Par Philippe Leclercq, critique

Quand Bouvard et Pécuchet se piquent soudain de lire des romans historiques, le narrateur du roman de Flaubert déclare : « Alexandre Dumas les divertit à la manière d’une lanterne magique. Ses personnages, alertes comme des singes, forts comme des bœufs, gais comme des pinsons, entrent et partent brusquement, sautent des toits sur le pavé, reçoivent d’affreuses blessures dont ils guérissent, sont crus morts et reparaissent. Il y a des trappes sous les planchers, des antidotes, des déguisements et tout se mêle, court et se débrouille, sans une minute pour la réflexion. » L’écriture du mouvement et du corps par l’auteur des Trois Mousquetaires (1844) les subjugue. Chez Dumas, tout est spectacle, aventures, complots, vitesse, courage, panache, évasion ! Pas étonnant que le cinéma – art par essence du geste et de l’image – se soit très tôt pris de passion pour ses récits, et sans discontinuer contrairement aux deux héros velléitaires de Flaubert.

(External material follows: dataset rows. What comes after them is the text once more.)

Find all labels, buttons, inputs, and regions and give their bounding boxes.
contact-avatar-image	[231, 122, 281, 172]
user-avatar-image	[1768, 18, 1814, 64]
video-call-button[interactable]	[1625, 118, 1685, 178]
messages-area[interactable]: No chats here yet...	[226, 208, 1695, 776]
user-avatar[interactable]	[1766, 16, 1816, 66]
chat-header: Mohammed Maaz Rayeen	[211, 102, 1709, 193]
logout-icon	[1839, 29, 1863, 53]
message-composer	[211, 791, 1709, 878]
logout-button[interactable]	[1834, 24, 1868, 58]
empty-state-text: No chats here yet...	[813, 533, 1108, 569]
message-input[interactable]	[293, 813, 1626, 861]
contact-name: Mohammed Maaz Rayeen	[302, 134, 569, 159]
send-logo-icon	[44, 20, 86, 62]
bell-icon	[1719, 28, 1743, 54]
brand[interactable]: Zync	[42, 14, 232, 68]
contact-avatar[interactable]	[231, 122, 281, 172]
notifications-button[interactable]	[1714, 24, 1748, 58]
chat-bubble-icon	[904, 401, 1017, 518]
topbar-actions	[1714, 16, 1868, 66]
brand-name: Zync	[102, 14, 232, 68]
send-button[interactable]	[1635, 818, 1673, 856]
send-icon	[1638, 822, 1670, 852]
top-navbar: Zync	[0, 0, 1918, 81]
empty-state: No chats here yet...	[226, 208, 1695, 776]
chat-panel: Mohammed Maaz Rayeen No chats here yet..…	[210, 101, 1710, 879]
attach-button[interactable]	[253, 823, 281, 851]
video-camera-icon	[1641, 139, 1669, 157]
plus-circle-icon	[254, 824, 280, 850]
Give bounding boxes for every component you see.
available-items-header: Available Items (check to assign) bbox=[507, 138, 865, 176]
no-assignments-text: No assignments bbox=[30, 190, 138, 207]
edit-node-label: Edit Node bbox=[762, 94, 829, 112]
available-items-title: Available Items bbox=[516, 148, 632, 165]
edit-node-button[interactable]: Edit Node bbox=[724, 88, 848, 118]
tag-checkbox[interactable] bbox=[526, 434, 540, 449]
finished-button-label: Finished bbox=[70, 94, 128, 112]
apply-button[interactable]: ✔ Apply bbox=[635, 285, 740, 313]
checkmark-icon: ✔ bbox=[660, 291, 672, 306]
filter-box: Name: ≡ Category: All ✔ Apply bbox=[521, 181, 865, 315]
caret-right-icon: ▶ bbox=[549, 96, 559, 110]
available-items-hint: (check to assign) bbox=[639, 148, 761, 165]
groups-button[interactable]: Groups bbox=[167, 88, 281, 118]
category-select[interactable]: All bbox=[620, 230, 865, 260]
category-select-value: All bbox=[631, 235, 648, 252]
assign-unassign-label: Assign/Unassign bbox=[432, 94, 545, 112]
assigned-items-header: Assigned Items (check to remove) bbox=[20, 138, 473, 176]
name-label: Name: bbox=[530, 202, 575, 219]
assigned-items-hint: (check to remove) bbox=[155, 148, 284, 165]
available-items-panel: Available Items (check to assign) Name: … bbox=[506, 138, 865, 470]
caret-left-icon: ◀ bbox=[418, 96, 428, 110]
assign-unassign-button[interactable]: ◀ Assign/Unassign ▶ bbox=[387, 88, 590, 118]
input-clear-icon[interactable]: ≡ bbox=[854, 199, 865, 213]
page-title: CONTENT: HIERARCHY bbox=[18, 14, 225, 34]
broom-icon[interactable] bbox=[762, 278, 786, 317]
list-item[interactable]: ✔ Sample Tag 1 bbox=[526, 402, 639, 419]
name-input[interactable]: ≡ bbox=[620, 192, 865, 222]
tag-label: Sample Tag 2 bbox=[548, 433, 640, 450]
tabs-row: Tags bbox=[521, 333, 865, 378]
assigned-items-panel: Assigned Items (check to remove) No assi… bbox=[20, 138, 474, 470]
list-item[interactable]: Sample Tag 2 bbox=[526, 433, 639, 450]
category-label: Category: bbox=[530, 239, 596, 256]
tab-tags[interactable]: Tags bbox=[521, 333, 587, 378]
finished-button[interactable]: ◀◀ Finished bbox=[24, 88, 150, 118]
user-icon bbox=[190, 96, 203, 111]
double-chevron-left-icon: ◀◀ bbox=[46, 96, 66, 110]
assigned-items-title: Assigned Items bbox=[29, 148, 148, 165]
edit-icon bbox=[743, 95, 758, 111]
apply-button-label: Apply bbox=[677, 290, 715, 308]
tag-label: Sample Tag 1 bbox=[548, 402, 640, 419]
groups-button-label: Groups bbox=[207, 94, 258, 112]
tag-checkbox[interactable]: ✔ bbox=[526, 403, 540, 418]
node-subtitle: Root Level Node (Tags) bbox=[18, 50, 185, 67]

Les costumes présentés lors de l’exposition © DR

Le cinéma de Dumas

En marge du film de Martin Bourboulon, Les Trois Mousquetaires : d’Artagnan, qui poursuit sa belle carrière en salle, la Fondation Jérôme Seydoux-Pathé rend pour la première fois hommage à l’importante cinématographie adaptée des œuvres d’Alexandre Dumas. Organisée sur trois niveaux, son exposition Dumas à l’écran présente plus de deux cents documents, des dizaines d’objets, costumes et accessoires, des photos de plateaux, des planches de story-board, etc.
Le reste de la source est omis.